Even if they take that 2003 Suburban, you’re not likely to get anywhere near what it would have been worth last year. The key to getting top dollar is to try to sell the vehicle yourself. But that means engaging in some sharp marketing — cleaning the car up, advertising it far and wide, and pricing it below what else is for sale. And if you owe more than the vehicle is worth, your best bet is to stand pat until the loan balance falls.

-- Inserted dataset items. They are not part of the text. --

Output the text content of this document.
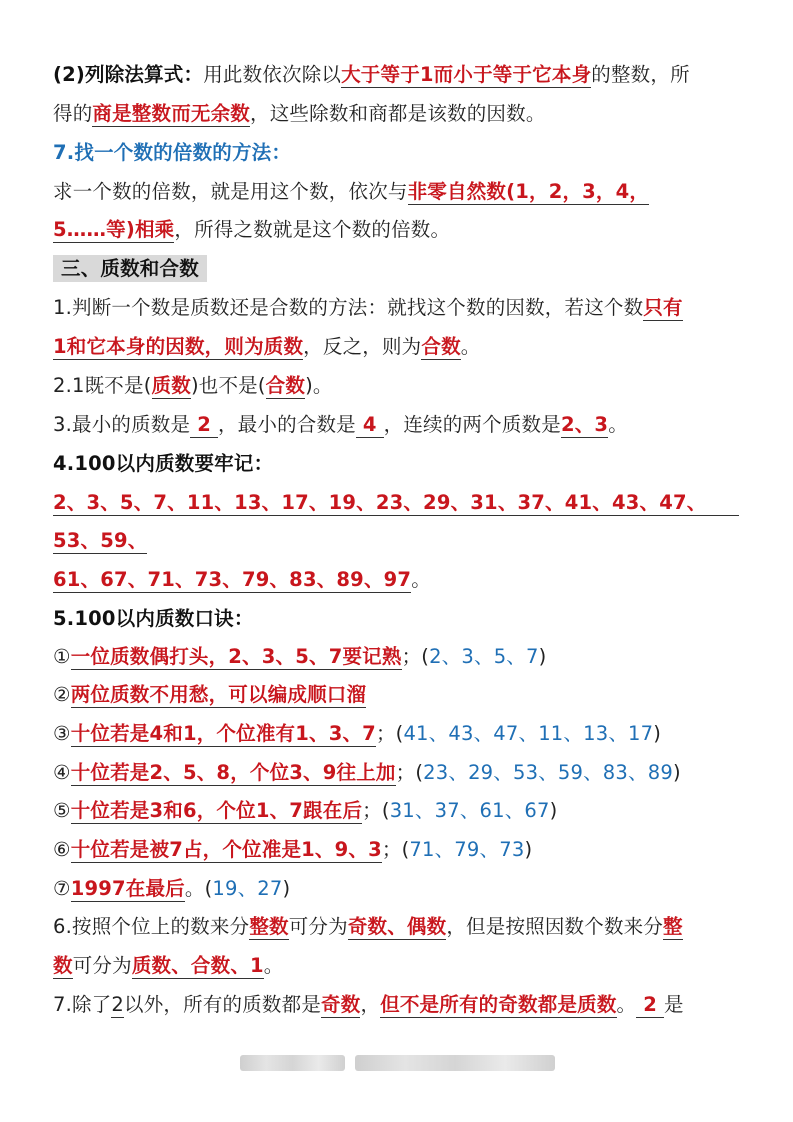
(2)列除法算式：用此数依次除以大于等于1而小于等于它本身的整数，所
得的商是整数而无余数，这些除数和商都是该数的因数。
7.找一个数的倍数的方法：
求一个数的倍数，就是用这个数，依次与非零自然数(1，2，3，4，
5……等)相乘，所得之数就是这个数的倍数。
三、质数和合数
1.判断一个数是质数还是合数的方法：就找这个数的因数，若这个数只有
1和它本身的因数，则为质数，反之，则为合数。
2.1既不是(质数)也不是(合数)。
3.最小的质数是 2 ，最小的合数是 4 ，连续的两个质数是2、3。
4.100以内质数要牢记：
2、3、5、7、11、13、17、19、23、29、31、37、41、43、47、
53、59、
61、67、71、73、79、83、89、97。
5.100以内质数口诀：
①一位质数偶打头，2、3、5、7要记熟；(2、3、5、7)
②两位质数不用愁，可以编成顺口溜
③十位若是4和1，个位准有1、3、7；(41、43、47、11、13、17)
④十位若是2、5、8，个位3、9往上加；(23、29、53、59、83、89)
⑤十位若是3和6，个位1、7跟在后；(31、37、61、67)
⑥十位若是被7占，个位准是1、9、3；(71、79、73)
⑦1997在最后。(19、27)
6.按照个位上的数来分整数可分为奇数、偶数，但是按照因数个数来分整
数可分为质数、合数、1。
7.除了2以外，所有的质数都是奇数，但不是所有的奇数都是质数。 2 是
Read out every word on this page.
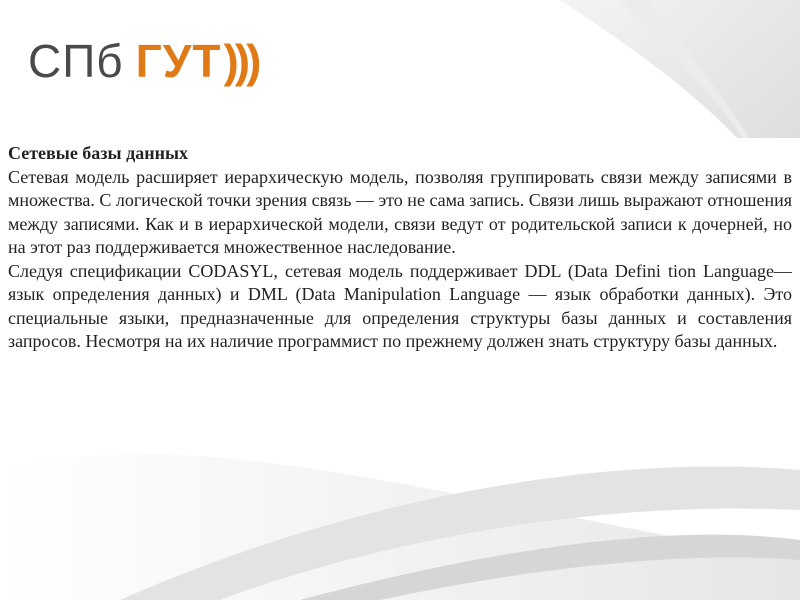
СПб ГУТ )))
Сетевые базы данных

Сетевая модель расширяет иерархическую модель, позволяя группировать связи между записями в множества. С логической точки зрения связь — это не сама запись. Связи лишь выражают отношения между записями. Как и в иерархической модели, связи ведут от родительской записи к дочерней, но на этот раз поддерживается множественное наследование.

Следуя спецификации CODASYL, сетевая модель поддерживает DDL (Data Defini tion Language— язык определения данных) и DML (Data Manipulation Language — язык обработки данных). Это специальные языки, предназначенные для определения структуры базы данных и составления запросов. Несмотря на их наличие программист по прежнему должен знать структуру базы данных.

Average credit’s not good enough

Because of the mortgage mess and the tightening economy, more car loans are going into default, and banks and finance companies are ramping up their standards for borrowers, especially on large loans with terms of more than 60 months. Borrowers who put substantial amounts of money down as part of the deal will be more likely to get favorable credit terms. While the days of zero-down, sign-and-drive deals are not gone, far fewer people will qualify.

Leasing deals vanishing

Manufacturers and their finance subsidiaries have been burned by the sharp drop in residual values for vehicles — mostly SUVs — that are now coming off lease. That means they are dropping lease plans for some vehicles, or, as is the case with Chrysler, getting out of the leasing business altogether.

Japanese and European manufacturers have not been so quick to abandon leases, but lease payments are likely to rise because the deals will involve lower residual values — the amount the finance company estimates the vehicle will be worth at the end of the lease: The lower the residual value, the higher the monthly payment. For consumers used to leasing expensive vehicles for monthly payments far below what it would cost to finance and buy outright, there are few options. You can bring down the monthly lease payment by paying what essentially is a down payment at the start of the lease — called a capital cost reduction. But that’s money you’ll never see back in the form of equity in the vehicle because you don’t own the car — you’re essentially renting it.

The best advice is to shop around for the lease deals that are still out there and expand your shopping to include a wider range of vehicles. If you like the vehicle and want to hang onto it, you’re in a good bargaining position with the leasing company. Unless your leased car is a Toyota Prius or other fuel-sipping vehicle, chances are the leasing company doesn’t want to take it back because it’s likely worth far less than the residual value stated in the lease contract.

Normally, the leasing company would let you buy the car for the residual stated in the lease, but since values have fallen, you may be in a position to offer far less than the residual and the leasing company may jump at it.

Prices up on small, used cars

If you’re after something that goes a long way on a gallon of gas, you’ll pay a lot more than you might have in 2007. But a glut of SUVs on the used-car market means those vehicles are going at what would have been considered bargain prices not so long ago.

So what you save on a gas hog may cover the additional cost at the pump. And if gas prices fall even a little bit, it could be a good buy.